Menuju konten utama

Catatan Pakar Hukum Soal Substansi RKUHP yang Masih Multitafsir

Suparji mengatakan perlu ada batu uji yang jelas terhadap RUU, termasuk RKUHP. Batu uji tersebut mulai dari Pancasila hingga kearifan lokal.

Sejumlah mahasiswa dari beberapa universitas berunjuk rasa terkait pengesahan Revisi Kitab Undang-Undang Hukum Pidana (RKUHP) di kawasan patung Arjuna Wijaya, Jakarta, Selasa (21/6/2022). ANTARA FOTO/Aditya Pradana Putra/rwa.

tirto.id - Guru Besar Ilmu Hukum Universitas Al-Azhar Indonesia, Prof. Suparji Ahmad menyebut, substansi Rancangan Kitab Undang-Undang Hukum Pidana (RKUHP) masih memiliki sejumlah masalah. Salah satunya tidak terpenuhinya sejumlah asas hukum yang berdampak kepada kemungkinan multitafsir.

“Pada aspek materiil ini muncul masalah karena persoalan yang pertama kaitan dengan keterpenuhan asas dari sebuah UU termasuk KUHP di mana harus mencerminkan adanya asas lex scripta, lex certa, lex partition. Sehingga dengan pemenuhan asas-asas tadi itu sebuah UU tidak multitafsir, tidak abu-abu dan tidak kemudian menimbulkan ketentuan-ketentuan yang bisa ditafsirkan secara sepihak,” kata Suparji dalam diskusi daring, Minggu (26/6/2022).

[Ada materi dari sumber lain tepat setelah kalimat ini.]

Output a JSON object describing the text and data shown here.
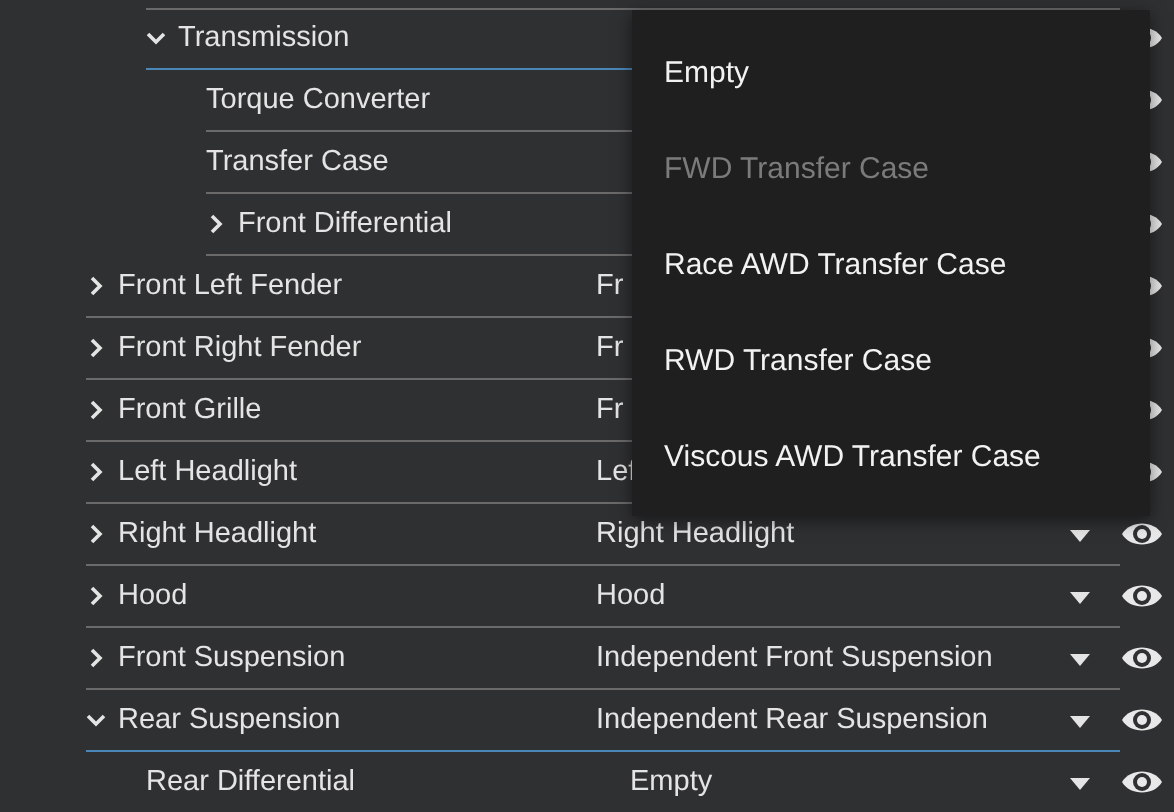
{
  "rows": [
    {
      "children": [
        {
          "label": "Transmission",
          "expanded": true,
          "children": [
            {
              "label": "Torque Converter"
            },
            {
              "label": "Transfer Case"
            },
            {
              "label": "Front Differential",
              "expanded": false
            }
          ]
        }
      ]
    },
    {
      "label": "Front Left Fender",
      "value": "Fr",
      "expanded": false,
      "children": []
    },
    {
      "label": "Front Right Fender",
      "value": "Fr",
      "expanded": false,
      "children": []
    },
    {
      "label": "Front Grille",
      "value": "Fr",
      "expanded": false,
      "children": []
    },
    {
      "label": "Left Headlight",
      "value": "Lef",
      "expanded": false,
      "children": []
    },
    {
      "label": "Right Headlight",
      "value": "Right Headlight",
      "expanded": false,
      "children": []
    },
    {
      "label": "Hood",
      "value": "Hood",
      "expanded": false,
      "children": []
    },
    {
      "label": "Front Suspension",
      "value": "Independent Front Suspension",
      "expanded": false,
      "children": []
    },
    {
      "label": "Rear Suspension",
      "value": "Independent Rear Suspension",
      "expanded": true,
      "children": [
        {
          "label": "Rear Differential",
          "value": "Empty"
        }
      ]
    }
  ],
  "menu": [
    {
      "label": "Empty",
      "disabled": false
    },
    {
      "label": "FWD Transfer Case",
      "disabled": true
    },
    {
      "label": "Race AWD Transfer Case",
      "disabled": false
    },
    {
      "label": "RWD Transfer Case",
      "disabled": false
    },
    {
      "label": "Viscous AWD Transfer Case",
      "disabled": false
    }
  ]
}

Selain itu, Suparji mengatakan sejumlah pasal yang masih mempertahankan nuansa kolonialisme dan belum sejalan dengan nilai-nilai HAM dan demokrasi.

“Masih perdebatan soal tafsir, martabat itu siapa yang punya soal bagaimana orang bisa dipidana dalam rangka berekspresi tentang pandangan pendapat dan lain sebagainya,” kata dia.

Untuk itu, Suparji menyarankan beberapa hal untuk mengurai perdebatan dari RKUHP tersebut. Salah satunya adalah perlunya memperhatikan teori hukum yang berkembang.

“Pada aspek substansi diperhatikan perspektif teori hukum yang berkembang tentang restorative justice dan yang utama lagi sekarang tentang social justice bagaimana itu konteks efektivitasnya, efisiensinya, keadilan publiknya," ujarnya.

Selain itu, Suparji mengatakan perlu ada batu uji yang jelas terhadap rancangan undang-undang termasuk RKUHP. Batu uji tersebut mulai dari Pancasila hingga kearifan lokal Indonesia.

“Yang terakhir biar clear dan jelas, harus ada batu uji yang jelas. Pertama tentunya batu uji kita menyusun KUHP ini adalah ideologi Pancasila, kemudian yang kedua adalah konstitusi, yang ketiga adalah teori-teori hukum modern yang berkembang, yang keempat adalah nilai-nilai demokrasi dan hak asasi manusia, yang kelima yang tidak boleh juga diabaikan adalah tentang local wisdom, tentang kearifan lokal yang berlaku di Indonesia," ujarnya.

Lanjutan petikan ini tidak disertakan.